Farmers invest $44 million into their land
PRIMARY producers in Ipswich, Scenic Rim, Lockyer and Somerset regions have invested a share of more than $1billion into developing their businesses with state government productivity loans.
Across the state, thousands of primary producers have been able to buy their first block, expand and invest in new technology and infrastructure, prepare for drought and natural disaster and reduce electricity bills under the Queensland Government's Primary Industry Productivity Enhancement Scheme (PIPES).
Fifty farmers in the Scenic Rim have invested $18million, while $27million has been invested in another 92 primary production enterprises in Somerset, Lockyer Valley and Ipswich Local Government Areas.
Beef cattle enterprises were among the most popular across the four regions, as were dairy cattle and vegetable crops.
QRIDA southeast regional area manager Brian Coe said producers used the low-interest loans to invest in a range of on-farm improvements such as more efficient water and also energy-saving equipment to help reduce electricity bills.
"Rising energy prices and the dependence on electric farm infrastructure to run their business are putting significant pressure on primary producers," Mr Coe said.

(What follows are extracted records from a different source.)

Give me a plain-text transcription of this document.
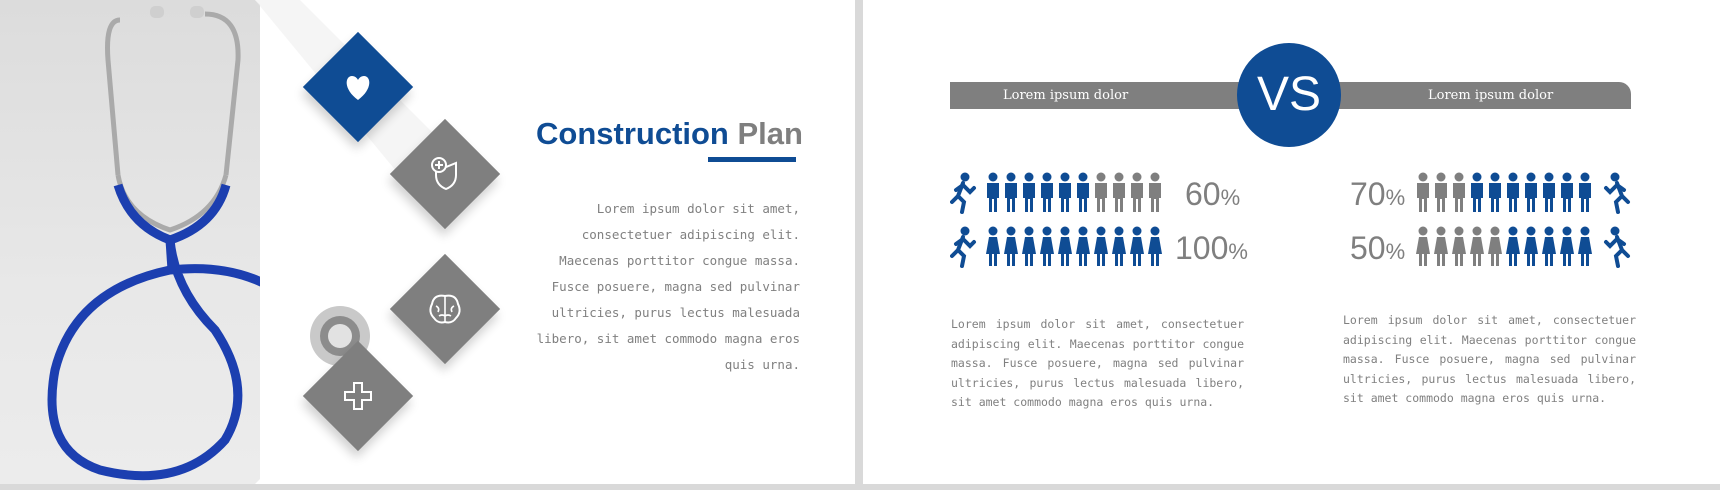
Construction Plan
Lorem ipsum dolor sit amet,
consectetuer adipiscing elit.
Maecenas porttitor congue massa.
Fusce posuere, magna sed pulvinar
ultricies, purus lectus malesuada
libero, sit amet commodo magna eros
quis urna.
Lorem ipsum dolor	Lorem ipsum dolor
VS
60%
100%
70%
50%
Lorem ipsum dolor sit amet, consectetuer adipiscing elit. Maecenas porttitor congue massa. Fusce posuere, magna sed pulvinar ultricies, purus lectus malesuada libero, sit amet commodo magna eros quis urna.
Lorem ipsum dolor sit amet, consectetuer adipiscing elit. Maecenas porttitor congue massa. Fusce posuere, magna sed pulvinar ultricies, purus lectus malesuada libero, sit amet commodo magna eros quis urna.
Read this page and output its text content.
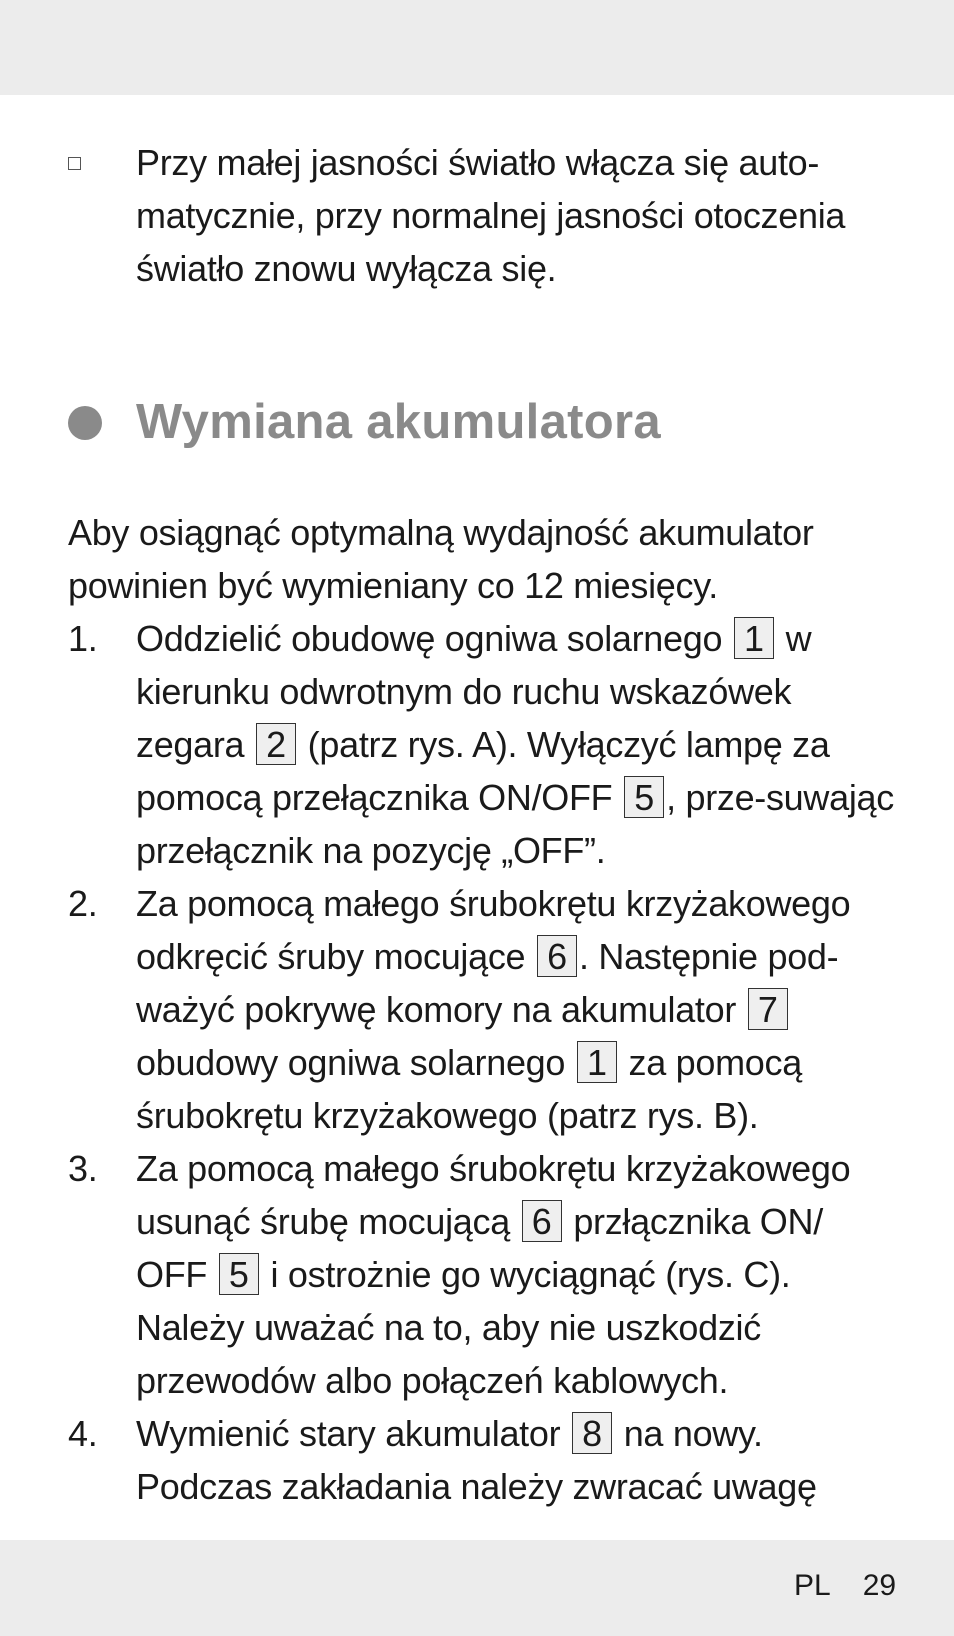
Przy małej jasności światło włącza się auto-matycznie, przy normalnej jasności otoczenia światło znowu wyłącza się.
Wymiana akumulatora
Aby osiągnąć optymalną wydajność akumulator powinien być wymieniany co 12 miesięcy.
1. Oddzielić obudowę ogniwa solarnego 1 w kierunku odwrotnym do ruchu wskazówek zegara 2 (patrz rys. A). Wyłączyć lampę za pomocą przełącznika ON/OFF 5 , prze-suwając przełącznik na pozycję „OFF”.
2. Za pomocą małego śrubokrętu krzyżakowego odkręcić śruby mocujące 6 . Następnie pod-ważyć pokrywę komory na akumulator 7 obudowy ogniwa solarnego 1 za pomocą śrubokrętu krzyżakowego (patrz rys. B).
3. Za pomocą małego śrubokrętu krzyżakowego usunąć śrubę mocującą 6 przłącznika ON/ OFF 5 i ostrożnie go wyciągnąć (rys. C). Należy uważać na to, aby nie uszkodzić przewodów albo połączeń kablowych.
4. Wymienić stary akumulator 8 na nowy. Podczas zakładania należy zwracać uwagę
PL 29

"Many clients are using Sustainability Loans of up to $1.3million to invest in energy saving techniques like solar generation equipment and they have been able to save significant amounts in the day-to-day running of their businesses."
Mr Coe said aspiring producers in the southeast were increasingly looking to First Start Loans to secure their initial block of land.
"People young and not so young are having a crack and buying their first property and moving into agriculture business," he said.
The State Government has endorsed QRIDA to provide a further $100million in loans under PIPES in 2018-19.